Proving Let A & B be Square Matrices of n x n & AB = 0n

[zenn]

Need some help on how to prove this:

Let A and B be two non-zero square matrices of n x n, if AB = 0n, then det(A) and det(B) must both equal to 0.

I know if det(AB) = 0, then det(A) or det(B) must be 0, but here the question states that they must both be 0.

Appreciate any help, thanks.

 

[Count Iblis]

Suppose that not both are zero, let's take Det(A) to be nonzero. Then A has an inverse. In the equation:

A B = 0,


multiplying both sides by the inverse of A on the left then gives:

B = 0

But B was assumed to be different from the null matrix. So, we arrive at a contradiction.
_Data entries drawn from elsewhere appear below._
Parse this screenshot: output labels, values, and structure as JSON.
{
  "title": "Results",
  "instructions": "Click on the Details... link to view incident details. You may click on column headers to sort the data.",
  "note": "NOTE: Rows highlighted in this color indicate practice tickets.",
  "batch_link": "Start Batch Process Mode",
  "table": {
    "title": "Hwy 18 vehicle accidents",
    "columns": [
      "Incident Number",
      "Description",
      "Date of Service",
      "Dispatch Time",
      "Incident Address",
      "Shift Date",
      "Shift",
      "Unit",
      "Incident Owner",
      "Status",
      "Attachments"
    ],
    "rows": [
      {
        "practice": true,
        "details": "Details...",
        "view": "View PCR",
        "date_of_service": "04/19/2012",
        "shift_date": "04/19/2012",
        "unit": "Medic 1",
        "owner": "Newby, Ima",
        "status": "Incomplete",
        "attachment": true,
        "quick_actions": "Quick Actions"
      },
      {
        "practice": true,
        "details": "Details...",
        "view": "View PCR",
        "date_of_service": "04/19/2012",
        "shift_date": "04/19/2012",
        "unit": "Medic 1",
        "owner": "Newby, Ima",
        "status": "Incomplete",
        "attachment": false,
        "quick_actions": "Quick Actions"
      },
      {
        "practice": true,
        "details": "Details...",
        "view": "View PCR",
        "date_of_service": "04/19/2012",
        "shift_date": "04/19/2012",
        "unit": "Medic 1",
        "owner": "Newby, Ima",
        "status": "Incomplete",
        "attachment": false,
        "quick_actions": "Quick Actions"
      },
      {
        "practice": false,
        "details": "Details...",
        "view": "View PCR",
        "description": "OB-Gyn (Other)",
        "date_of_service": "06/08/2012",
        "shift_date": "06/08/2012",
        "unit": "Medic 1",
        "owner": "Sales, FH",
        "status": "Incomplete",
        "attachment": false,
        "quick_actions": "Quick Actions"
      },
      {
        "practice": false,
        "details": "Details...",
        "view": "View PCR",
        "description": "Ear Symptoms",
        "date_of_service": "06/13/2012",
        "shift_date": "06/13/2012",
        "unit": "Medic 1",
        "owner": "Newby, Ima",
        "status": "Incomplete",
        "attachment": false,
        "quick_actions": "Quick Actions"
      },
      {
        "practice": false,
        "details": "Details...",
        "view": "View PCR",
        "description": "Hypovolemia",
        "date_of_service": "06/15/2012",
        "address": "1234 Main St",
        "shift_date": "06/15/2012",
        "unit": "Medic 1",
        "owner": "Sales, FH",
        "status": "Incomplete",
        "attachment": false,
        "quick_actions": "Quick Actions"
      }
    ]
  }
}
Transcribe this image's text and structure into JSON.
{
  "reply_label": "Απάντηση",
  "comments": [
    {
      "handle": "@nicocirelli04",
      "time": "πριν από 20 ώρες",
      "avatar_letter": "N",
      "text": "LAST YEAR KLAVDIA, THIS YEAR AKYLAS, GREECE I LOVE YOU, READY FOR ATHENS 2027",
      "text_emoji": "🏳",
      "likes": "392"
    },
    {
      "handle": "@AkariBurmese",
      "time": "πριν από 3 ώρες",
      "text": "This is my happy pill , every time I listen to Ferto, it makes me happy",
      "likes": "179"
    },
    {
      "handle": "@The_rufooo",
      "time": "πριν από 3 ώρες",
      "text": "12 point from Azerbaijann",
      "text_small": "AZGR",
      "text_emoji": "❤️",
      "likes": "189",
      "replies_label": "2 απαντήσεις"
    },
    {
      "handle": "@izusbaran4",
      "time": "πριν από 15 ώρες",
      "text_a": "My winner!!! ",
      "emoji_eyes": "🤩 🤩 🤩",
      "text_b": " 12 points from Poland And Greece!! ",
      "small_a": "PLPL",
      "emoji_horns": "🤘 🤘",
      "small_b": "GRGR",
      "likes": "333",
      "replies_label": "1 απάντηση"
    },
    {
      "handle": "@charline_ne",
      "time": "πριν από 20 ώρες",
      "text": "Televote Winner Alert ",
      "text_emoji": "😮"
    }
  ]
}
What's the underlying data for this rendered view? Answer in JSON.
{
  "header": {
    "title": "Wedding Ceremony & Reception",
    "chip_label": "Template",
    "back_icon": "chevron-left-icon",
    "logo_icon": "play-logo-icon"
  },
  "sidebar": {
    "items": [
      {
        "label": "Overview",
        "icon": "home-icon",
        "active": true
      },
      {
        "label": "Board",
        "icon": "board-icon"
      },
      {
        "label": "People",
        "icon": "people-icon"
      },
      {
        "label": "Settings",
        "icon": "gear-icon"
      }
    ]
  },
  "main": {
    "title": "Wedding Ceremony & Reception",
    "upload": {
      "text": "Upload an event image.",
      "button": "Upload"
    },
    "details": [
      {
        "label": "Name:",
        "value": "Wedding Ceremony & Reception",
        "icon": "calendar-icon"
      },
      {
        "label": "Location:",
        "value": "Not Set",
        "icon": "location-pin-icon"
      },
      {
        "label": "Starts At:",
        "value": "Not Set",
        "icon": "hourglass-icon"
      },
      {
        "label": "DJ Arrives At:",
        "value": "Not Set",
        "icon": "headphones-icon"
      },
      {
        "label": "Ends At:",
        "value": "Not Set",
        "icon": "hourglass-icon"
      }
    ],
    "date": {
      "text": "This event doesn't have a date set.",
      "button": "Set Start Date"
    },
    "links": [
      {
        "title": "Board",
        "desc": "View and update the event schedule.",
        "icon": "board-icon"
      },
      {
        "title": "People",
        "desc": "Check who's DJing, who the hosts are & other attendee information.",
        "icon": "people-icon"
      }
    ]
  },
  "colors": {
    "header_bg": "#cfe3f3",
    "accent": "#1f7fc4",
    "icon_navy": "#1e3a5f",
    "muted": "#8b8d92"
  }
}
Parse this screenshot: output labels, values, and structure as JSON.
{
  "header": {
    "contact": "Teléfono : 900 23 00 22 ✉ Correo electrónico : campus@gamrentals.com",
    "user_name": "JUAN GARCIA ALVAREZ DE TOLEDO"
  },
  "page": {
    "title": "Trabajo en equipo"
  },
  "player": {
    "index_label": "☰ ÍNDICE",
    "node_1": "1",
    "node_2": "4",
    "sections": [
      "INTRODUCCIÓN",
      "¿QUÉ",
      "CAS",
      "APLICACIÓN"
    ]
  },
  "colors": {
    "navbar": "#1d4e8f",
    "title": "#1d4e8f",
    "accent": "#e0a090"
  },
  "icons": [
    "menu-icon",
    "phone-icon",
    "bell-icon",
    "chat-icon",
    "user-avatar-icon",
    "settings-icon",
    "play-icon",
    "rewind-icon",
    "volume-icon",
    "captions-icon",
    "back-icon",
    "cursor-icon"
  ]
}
The assumption that Det(A) is nonzero has to be false!

 

[HallsofIvy]

Count Iblis used, without saying it explicitely, the fact that a matrix is invertible if and only if its determinant is non-zero.

 

[maze]

The condition is even stronger - in addition to having zero determinants, the matrices can't have the same column space (or row space) either.

 

[mathwonk]

when maps compose, the nullspace is at most as big as the sum of the dimensions of the individual nullspaces. you have a composition whose nullspace is maximal, yet neither individual one was. hence both nullspaces are positive dimensional.

i.e. N(A) was not everything, but N(AB) is everything, so the extra dimensions had to come from N(B).

this is the fundamental theorem of linear algebra, the inverse image under A of a finite dimensional space Y, is larger than Y at most by dimN(A).

it is applied here to Y = N(B), since the nullspace of BA is the inverse image of N(B) under A.

i just taught this topic today.